The fact that I do not see the jobs entering the queue via the web interface suggests to me it's earlier in the process.
I think it's a sub account issue. Maybe I can pick the brains of the AWS person at the workshop later this month :)

Benjamin Wingfield
@nebfold_gitlab
Nov 12 2018 16:00
I'm getting template: command not found with conditional executions. I think I'm getting the syntax wrong:
process organise_valid {
    input:
    file classes_valid
    set val(level), file(valid) from vp

    script:
    if( level == 'none' )
    """
    template 'organise_valid.sh'
    """
    else if( level == 'high' )
    """
    echo "high!"
    """
    else
        error "Invalid level: ${level}"
}
Benjamin Wingfield
@nebfold_gitlab
Nov 12 2018 16:16
I just realised you don't triple quote the template command.

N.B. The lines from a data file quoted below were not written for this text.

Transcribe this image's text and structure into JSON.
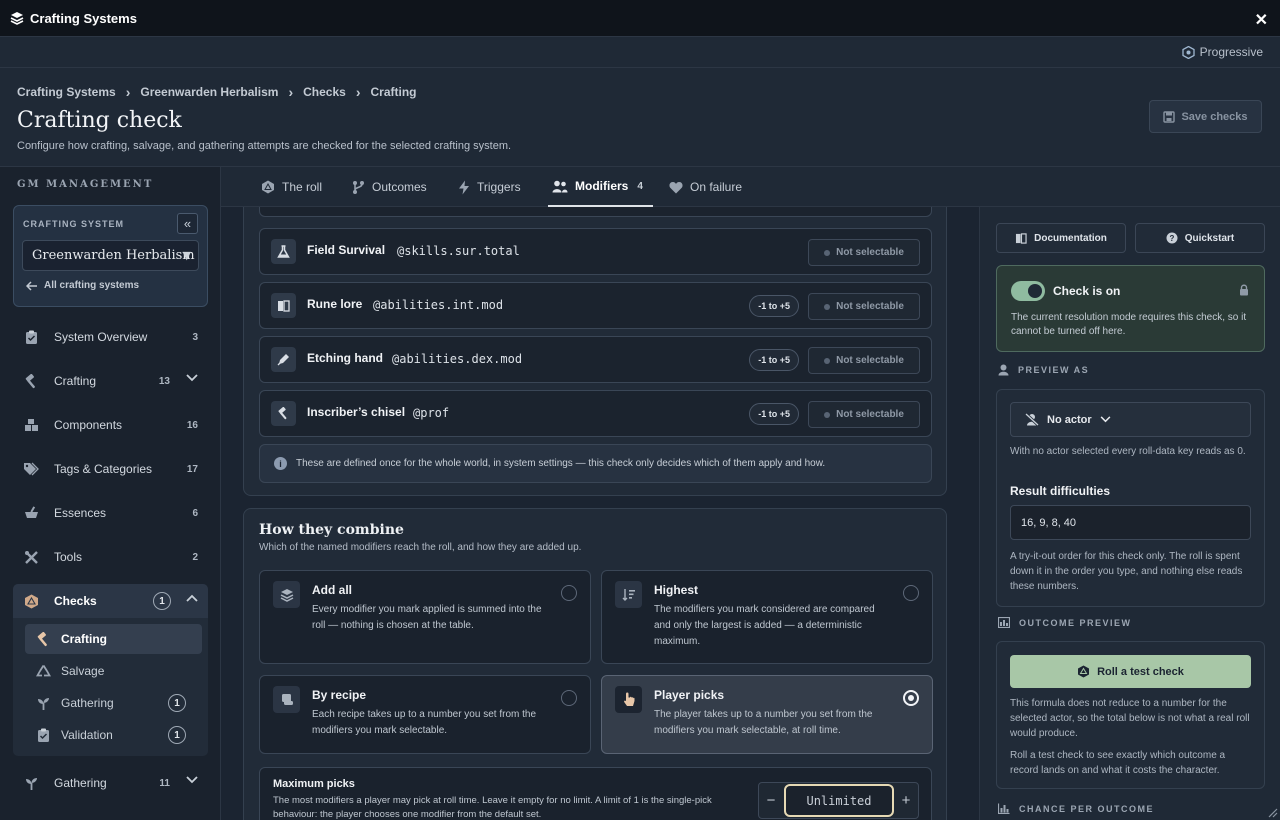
{
  "window": {
    "title": "Crafting Systems",
    "close_label": "✕"
  },
  "mode": {
    "label": "Progressive"
  },
  "header": {
    "breadcrumbs": [
      "Crafting Systems",
      "Greenwarden Herbalism",
      "Checks",
      "Crafting"
    ],
    "title": "Crafting check",
    "subtitle": "Configure how crafting, salvage, and gathering attempts are checked for the selected crafting system.",
    "save_label": "Save checks"
  },
  "sidebar": {
    "section_label": "GM MANAGEMENT",
    "crafting_system_label": "CRAFTING SYSTEM",
    "selected_system": "Greenwarden Herbalism",
    "all_systems_label": "All crafting systems",
    "items": [
      {
        "label": "System Overview",
        "count": "3"
      },
      {
        "label": "Crafting",
        "count": "13"
      },
      {
        "label": "Components",
        "count": "16"
      },
      {
        "label": "Tags & Categories",
        "count": "17"
      },
      {
        "label": "Essences",
        "count": "6"
      },
      {
        "label": "Tools",
        "count": "2"
      },
      {
        "label": "Checks",
        "count": "1"
      },
      {
        "label": "Gathering",
        "count": "11"
      }
    ],
    "check_subitems": [
      {
        "label": "Crafting",
        "count": ""
      },
      {
        "label": "Salvage",
        "count": ""
      },
      {
        "label": "Gathering",
        "count": "1"
      },
      {
        "label": "Validation",
        "count": "1"
      }
    ]
  },
  "tabs": [
    {
      "label": "The roll"
    },
    {
      "label": "Outcomes"
    },
    {
      "label": "Triggers"
    },
    {
      "label": "Modifiers",
      "badge": "4"
    },
    {
      "label": "On failure"
    }
  ],
  "modifiers": {
    "rows": [
      {
        "name": "Field Survival",
        "formula": "@skills.sur.total",
        "range": "",
        "selectable": "Not selectable"
      },
      {
        "name": "Rune lore",
        "formula": "@abilities.int.mod",
        "range": "-1 to +5",
        "selectable": "Not selectable"
      },
      {
        "name": "Etching hand",
        "formula": "@abilities.dex.mod",
        "range": "-1 to +5",
        "selectable": "Not selectable"
      },
      {
        "name": "Inscriber’s chisel",
        "formula": "@prof",
        "range": "-1 to +5",
        "selectable": "Not selectable"
      }
    ],
    "info": "These are defined once for the whole world, in system settings — this check only decides which of them apply and how."
  },
  "combine": {
    "title": "How they combine",
    "subtitle": "Which of the named modifiers reach the roll, and how they are added up.",
    "options": [
      {
        "title": "Add all",
        "desc": "Every modifier you mark applied is summed into the roll — nothing is chosen at the table.",
        "selected": false
      },
      {
        "title": "Highest",
        "desc": "The modifiers you mark considered are compared and only the largest is added — a deterministic maximum.",
        "selected": false
      },
      {
        "title": "By recipe",
        "desc": "Each recipe takes up to a number you set from the modifiers you mark selectable.",
        "selected": false
      },
      {
        "title": "Player picks",
        "desc": "The player takes up to a number you set from the modifiers you mark selectable, at roll time.",
        "selected": true
      }
    ],
    "max_picks": {
      "title": "Maximum picks",
      "desc": "The most modifiers a player may pick at roll time. Leave it empty for no limit. A limit of 1 is the single-pick behaviour: the player chooses one modifier from the default set.",
      "value": "Unlimited",
      "minus": "−",
      "plus": "+"
    }
  },
  "right": {
    "documentation_label": "Documentation",
    "quickstart_label": "Quickstart",
    "check_on_title": "Check is on",
    "check_on_desc": "The current resolution mode requires this check, so it cannot be turned off here.",
    "preview_as_label": "PREVIEW AS",
    "actor_label": "No actor",
    "actor_note": "With no actor selected every roll-data key reads as 0.",
    "result_difficulties_label": "Result difficulties",
    "result_difficulties_value": "16, 9, 8, 40",
    "rd_note": "A try-it-out order for this check only. The roll is spent down it in the order you type, and nothing else reads these numbers.",
    "outcome_preview_label": "OUTCOME PREVIEW",
    "roll_button_label": "Roll a test check",
    "outcome_note1": "This formula does not reduce to a number for the selected actor, so the total below is not what a real roll would produce.",
    "outcome_note2": "Roll a test check to see exactly which outcome a record lands on and what it costs the character.",
    "chance_label": "CHANCE PER OUTCOME"
  }
}
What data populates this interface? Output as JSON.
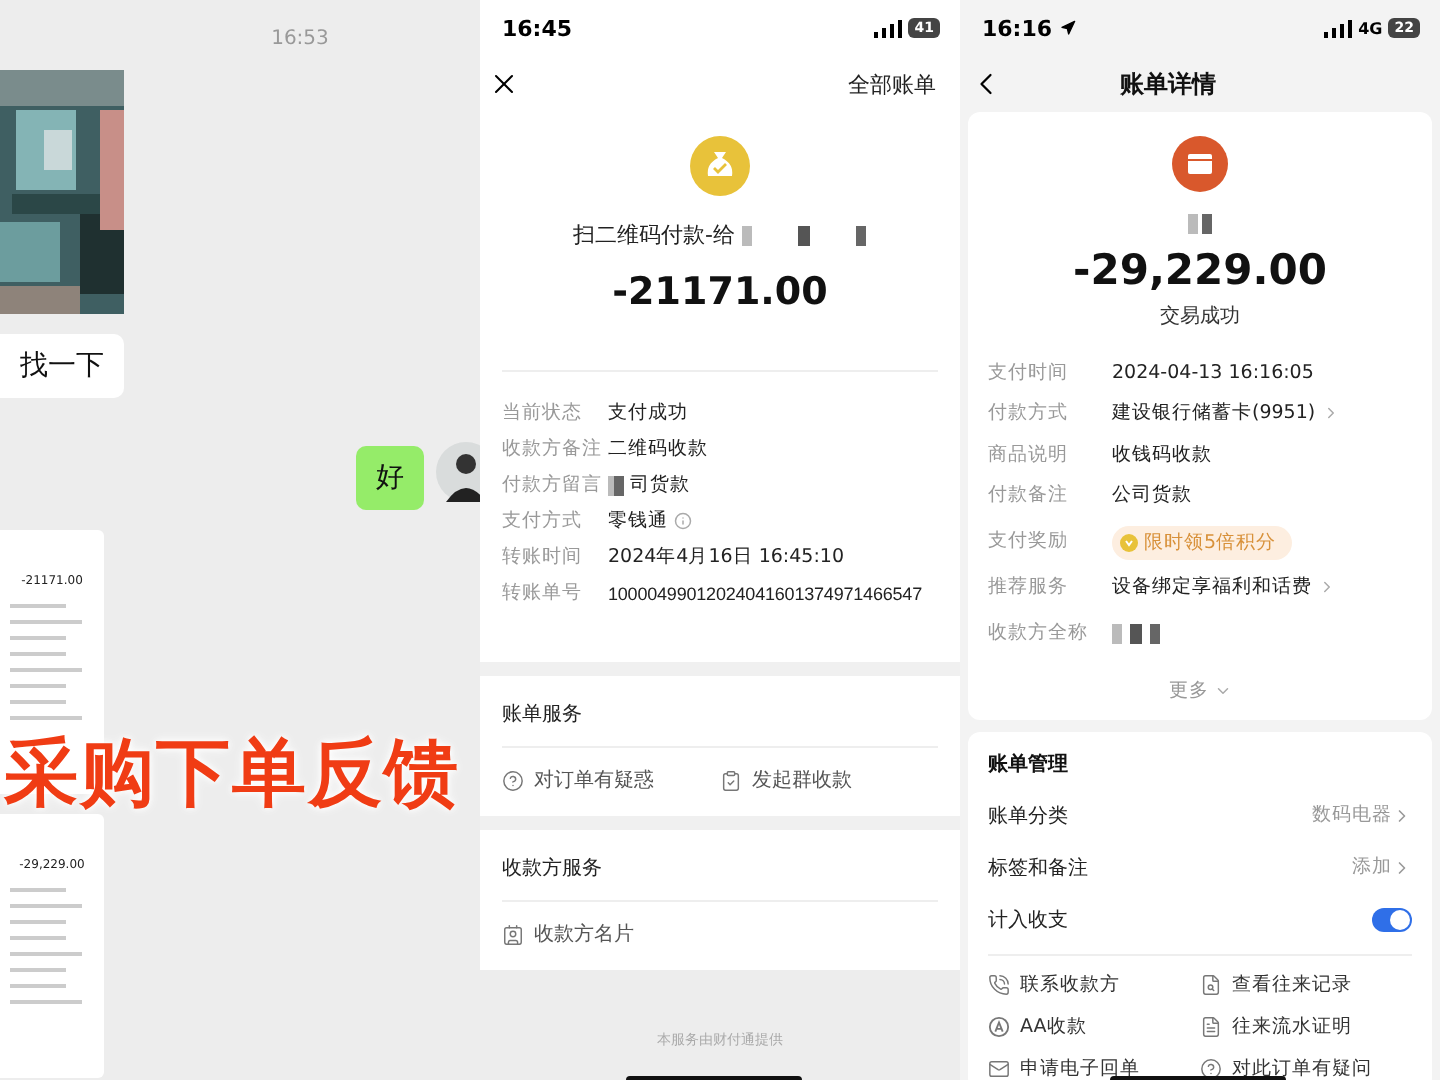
{
  "chat": {
    "time": "16:53",
    "messages": [
      {
        "kind": "picture"
      },
      {
        "kind": "incoming",
        "text": "找一下"
      },
      {
        "kind": "outgoing",
        "text": "好"
      },
      {
        "kind": "screenshot",
        "amount": "-21171.00"
      },
      {
        "kind": "screenshot",
        "amount": "-29,229.00"
      }
    ],
    "caption": "采购下单反馈"
  },
  "payment_detail": {
    "status_bar": {
      "time": "16:45",
      "battery": "41"
    },
    "all_bills": "全部账单",
    "title": "扫二维码付款-给",
    "amount": "-21171.00",
    "fields": [
      {
        "label": "当前状态",
        "value": "支付成功",
        "kind": "text"
      },
      {
        "label": "收款方备注",
        "value": "二维码收款",
        "kind": "text"
      },
      {
        "label": "付款方留言",
        "value": "司货款",
        "kind": "redacted"
      },
      {
        "label": "支付方式",
        "value": "零钱通",
        "kind": "info"
      },
      {
        "label": "转账时间",
        "value": "2024年4月16日 16:45:10",
        "kind": "text"
      },
      {
        "label": "转账单号",
        "value": "10000499012024041601374971466547",
        "kind": "text"
      }
    ],
    "sections": [
      {
        "title": "账单服务",
        "actions": [
          {
            "label": "对订单有疑惑"
          },
          {
            "label": "发起群收款"
          }
        ]
      },
      {
        "title": "收款方服务",
        "actions": [
          {
            "label": "收款方名片"
          }
        ]
      }
    ],
    "footer": "本服务由财付通提供"
  },
  "bill_detail": {
    "status_bar": {
      "time": "16:16",
      "network": "4G",
      "battery": "22"
    },
    "title": "账单详情",
    "amount": "-29,229.00",
    "result": "交易成功",
    "fields": [
      {
        "label": "支付时间",
        "value": "2024-04-13 16:16:05",
        "kind": "text"
      },
      {
        "label": "付款方式",
        "value": "建设银行储蓄卡(9951)",
        "kind": "link"
      },
      {
        "label": "商品说明",
        "value": "收钱码收款",
        "kind": "text"
      },
      {
        "label": "付款备注",
        "value": "公司货款",
        "kind": "text"
      },
      {
        "label": "支付奖励",
        "value": "限时领5倍积分",
        "kind": "badge"
      },
      {
        "label": "推荐服务",
        "value": "设备绑定享福利和话费",
        "kind": "link"
      },
      {
        "label": "收款方全称",
        "kind": "redacted"
      }
    ],
    "more": "更多",
    "management": {
      "title": "账单管理",
      "rows": [
        {
          "label": "账单分类",
          "value": "数码电器",
          "kind": "link"
        },
        {
          "label": "标签和备注",
          "value": "添加",
          "kind": "link"
        },
        {
          "label": "计入收支",
          "kind": "toggle",
          "on": true
        }
      ],
      "actions": [
        {
          "label": "联系收款方"
        },
        {
          "label": "查看往来记录"
        },
        {
          "label": "AA收款"
        },
        {
          "label": "往来流水证明"
        },
        {
          "label": "申请电子回单"
        },
        {
          "label": "对此订单有疑问"
        }
      ]
    }
  }
}
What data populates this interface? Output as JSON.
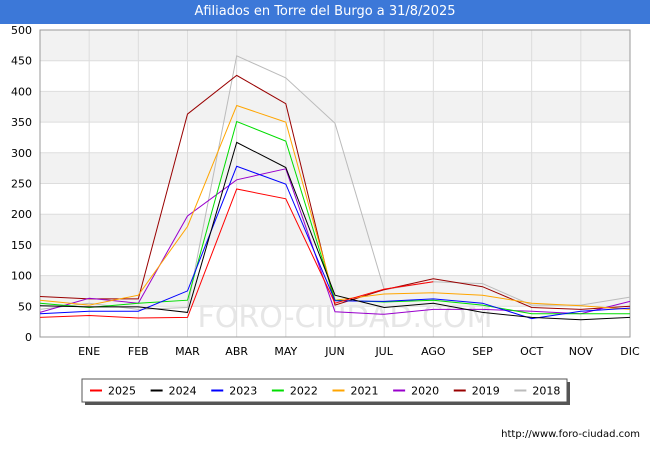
{
  "title": "Afiliados en Torre del Burgo a 31/8/2025",
  "footer": "http://www.foro-ciudad.com",
  "watermark": "FORO-CIUDAD.COM",
  "chart_data": {
    "type": "line",
    "title": "Afiliados en Torre del Burgo a 31/8/2025",
    "categories": [
      "",
      "ENE",
      "FEB",
      "MAR",
      "ABR",
      "MAY",
      "JUN",
      "JUL",
      "AGO",
      "SEP",
      "OCT",
      "NOV",
      "DIC"
    ],
    "ylim": [
      0,
      500
    ],
    "yticks": [
      0,
      50,
      100,
      150,
      200,
      250,
      300,
      350,
      400,
      450,
      500
    ],
    "grid": true,
    "legend_position": "bottom",
    "series": [
      {
        "name": "2025",
        "color": "#ff0000",
        "values": [
          32,
          35,
          31,
          32,
          241,
          225,
          55,
          78,
          90,
          null,
          null,
          null,
          null
        ]
      },
      {
        "name": "2024",
        "color": "#000000",
        "values": [
          51,
          49,
          49,
          40,
          317,
          276,
          68,
          48,
          55,
          40,
          32,
          28,
          32
        ]
      },
      {
        "name": "2023",
        "color": "#0000ff",
        "values": [
          38,
          42,
          42,
          75,
          278,
          249,
          59,
          58,
          62,
          55,
          30,
          42,
          47
        ]
      },
      {
        "name": "2022",
        "color": "#00dd00",
        "values": [
          55,
          48,
          55,
          60,
          351,
          319,
          60,
          57,
          60,
          52,
          38,
          38,
          38
        ]
      },
      {
        "name": "2021",
        "color": "#ffa500",
        "values": [
          60,
          52,
          68,
          180,
          377,
          350,
          60,
          70,
          72,
          68,
          55,
          51,
          45
        ]
      },
      {
        "name": "2020",
        "color": "#9900cc",
        "values": [
          40,
          63,
          55,
          197,
          256,
          274,
          41,
          37,
          45,
          45,
          42,
          38,
          58
        ]
      },
      {
        "name": "2019",
        "color": "#990000",
        "values": [
          66,
          62,
          62,
          363,
          426,
          380,
          52,
          77,
          95,
          82,
          48,
          45,
          50
        ]
      },
      {
        "name": "2018",
        "color": "#bbbbbb",
        "values": [
          45,
          55,
          45,
          48,
          458,
          422,
          348,
          77,
          90,
          87,
          52,
          52,
          65
        ]
      }
    ]
  }
}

Oops!
Paolo Di Tommaso
@pditommaso
Nov 12 2018 16:16
very good, achievement unlocked ;)
Benjamin Wingfield
@nebfold_gitlab
Nov 12 2018 16:17
I got my pipeline working with the conditional execution. Thanks again @pditommaso !
Paolo Di Tommaso
@pditommaso
Nov 12 2018 16:17
:+1:
tbugfinder
@tbugfinder
Nov 12 2018 18:33
@aunderwo Could you check within S3 if all "command files" are uploaded? Do you have a specific bucket policy in place so that your IAM user can read/write from that? Could you try to write to the bucket using aws-cli?
Tobias "Tobi" Schraink
@tobsecret
Nov 12 2018 18:35

Hey folks, I got an error like the following:

ERROR ~ Error executing process > 'gatk_haplotype_caller_bp_resolution (SampleID ERS193625)'

Caused by:
  Process `gatk_haplotype_caller_bp_resolution` input file name collision -- There are multiple input files for each of the following file names: ERR015432.bam.bai, ERR015335.bam.bai, ERR015428.bam.bai, ERR404190.bam, ERR015432.bam, ERR404190.bam.bai, ERR015406.bam, ERR015428.bam, ERR015335.bam, ERR015406.bam.bai


Tip: you can replicate the issue by changing to the process work dir and entering the command `bash .command.run`

 -- Check '.nextflow.log' file for details
[02/be99d8] Submitted process > gatk_haplotype_caller_gvcf (SampleID ERS311728)
WARN: Killing pending tasks (1)

How do I find the actual working directory? in .nextflow.log there is only one occurrence of gatk_haplotype_caller_bp_resolution (SampleID ERS193625)and it's that error message. Also for some reason using find to find the working directory with the duplicated files yields an insane number of working directories (over 2000).

Could this be related to me using storeDir for the raw data?